Я ответил, что знал. И не где-нибудь, а здесь, на Колыме, в одном из лагерей. Правда, в последний раз я видел ее в первый год войны. Но уверен, что и сейчас она жива и здорова. Вот-вот закончит свой срок.
Кравцов долго не мог придти в себя от изумления. А когда он убедился, что я ничего не путаю и не вру, радость на лице старика скоро вытеснила грусть:
— Значит, произошло все-таки худшее… Жизнь Юлии сломалась из-за меня… Бедная девочка!
Я возразил. То, что случилось с Юлией Александровной, при нынешних обстоятельствах нельзя считать самым худшим. Во-первых, она выдержала экзамен на человеческую верность и сохранила в себе право на самоуважение, без чего жизнь таких людей, как она, немыслима. Это тем более важно, что потеря такого права вовсе не гарантирует члена семьи от ареста. Я знал многих жен, позорно отрекшихся от своих мужей и все же получивших лагерный срок как ЧСВН. Во-вторых, останься его жена на свободе, она попала бы в ленинградскую блокаду и, кто знает, пережила ли бы ее.
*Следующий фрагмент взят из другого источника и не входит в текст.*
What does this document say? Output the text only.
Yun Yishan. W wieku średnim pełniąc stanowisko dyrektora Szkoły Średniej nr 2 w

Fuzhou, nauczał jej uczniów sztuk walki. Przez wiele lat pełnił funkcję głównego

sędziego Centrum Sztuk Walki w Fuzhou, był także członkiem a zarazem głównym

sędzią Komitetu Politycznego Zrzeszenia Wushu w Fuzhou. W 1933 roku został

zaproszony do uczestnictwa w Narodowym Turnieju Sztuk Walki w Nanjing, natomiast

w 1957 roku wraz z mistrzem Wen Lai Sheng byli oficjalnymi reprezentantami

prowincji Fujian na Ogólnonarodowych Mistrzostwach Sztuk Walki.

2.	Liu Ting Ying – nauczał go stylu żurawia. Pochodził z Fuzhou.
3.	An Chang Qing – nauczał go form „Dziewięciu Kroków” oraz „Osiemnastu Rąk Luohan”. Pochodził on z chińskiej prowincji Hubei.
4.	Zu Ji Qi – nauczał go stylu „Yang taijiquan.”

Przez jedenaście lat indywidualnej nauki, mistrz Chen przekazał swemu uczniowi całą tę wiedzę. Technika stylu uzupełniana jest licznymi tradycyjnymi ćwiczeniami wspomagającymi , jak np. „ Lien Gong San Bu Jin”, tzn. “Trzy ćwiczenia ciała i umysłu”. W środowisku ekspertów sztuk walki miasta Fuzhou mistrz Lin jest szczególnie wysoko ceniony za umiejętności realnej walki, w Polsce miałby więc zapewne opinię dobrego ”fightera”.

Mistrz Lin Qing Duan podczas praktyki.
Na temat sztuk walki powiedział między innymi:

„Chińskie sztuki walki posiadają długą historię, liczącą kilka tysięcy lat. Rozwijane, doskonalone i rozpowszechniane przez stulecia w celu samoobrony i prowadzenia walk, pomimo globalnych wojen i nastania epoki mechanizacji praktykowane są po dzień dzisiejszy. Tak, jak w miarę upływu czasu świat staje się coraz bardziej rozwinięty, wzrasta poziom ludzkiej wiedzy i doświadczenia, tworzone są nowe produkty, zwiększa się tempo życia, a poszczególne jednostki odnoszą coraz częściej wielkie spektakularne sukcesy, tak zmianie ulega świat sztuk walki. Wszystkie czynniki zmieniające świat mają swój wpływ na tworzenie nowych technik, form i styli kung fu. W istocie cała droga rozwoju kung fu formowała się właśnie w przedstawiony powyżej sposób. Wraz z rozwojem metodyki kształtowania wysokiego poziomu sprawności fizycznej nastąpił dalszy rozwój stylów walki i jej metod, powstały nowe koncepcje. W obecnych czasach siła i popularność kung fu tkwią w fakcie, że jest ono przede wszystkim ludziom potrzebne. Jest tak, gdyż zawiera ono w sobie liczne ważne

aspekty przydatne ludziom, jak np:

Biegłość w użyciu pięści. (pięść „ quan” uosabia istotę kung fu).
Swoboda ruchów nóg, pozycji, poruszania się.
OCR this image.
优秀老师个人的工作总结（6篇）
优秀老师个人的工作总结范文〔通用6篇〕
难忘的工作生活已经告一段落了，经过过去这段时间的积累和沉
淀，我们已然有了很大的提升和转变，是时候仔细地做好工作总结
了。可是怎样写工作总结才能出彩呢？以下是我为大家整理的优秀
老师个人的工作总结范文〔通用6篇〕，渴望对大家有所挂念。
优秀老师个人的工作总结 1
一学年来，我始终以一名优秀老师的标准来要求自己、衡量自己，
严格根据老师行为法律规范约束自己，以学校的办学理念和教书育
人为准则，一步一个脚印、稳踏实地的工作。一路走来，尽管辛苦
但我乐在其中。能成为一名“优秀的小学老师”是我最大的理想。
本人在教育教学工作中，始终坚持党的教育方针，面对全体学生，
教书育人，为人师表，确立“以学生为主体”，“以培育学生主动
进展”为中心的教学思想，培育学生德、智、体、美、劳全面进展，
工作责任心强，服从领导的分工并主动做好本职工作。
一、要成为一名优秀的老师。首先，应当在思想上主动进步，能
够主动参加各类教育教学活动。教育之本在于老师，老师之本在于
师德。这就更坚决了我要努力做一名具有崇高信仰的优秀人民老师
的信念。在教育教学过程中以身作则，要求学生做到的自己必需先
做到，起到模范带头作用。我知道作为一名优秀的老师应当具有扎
Это мое соображение было найдено окружающими весьма убедительным. Арест ленинградки — удача, тем более что она попала в сельскохозяйственный лагерь. Даже до войны было много заключенных колхозников, которые считали, что угодив в лагерь, они выиграли по сравнению с оставшимися в колхозе. Не так голодно, а воля, почитай, особенно в смешанных лагерях, почти та же. Начались рассказы на тему «Не было бы счастья, да несчастье помогло». Даже жлоб из Донбасса рассказал, как его товарищ по работе в шахте остался жив при взрыве рудничного газа только потому, что за час перед этим попал в небольшой завал. Кравцов слушал эти рассказы рассеянно, думая о чем-то своем, покачивая головой и повторяя:
— Бедная девочка, бедная…
Только когда примеры предотвращения большой беды меньшей иссякли, он спросил меня, как выглядела его жена, очень ли она мучилась в лагере, очень ли тяжелую работу заставляли ее выполнять? Я ответил, стараясь не впасть в слишком оптимистический тон, что женщин на особенно тяжелые работы в Галаганных не ставят, этот лагерь вообще знаменит своими благополучными условиями даже среди лагерей сельскохозяйственного производства.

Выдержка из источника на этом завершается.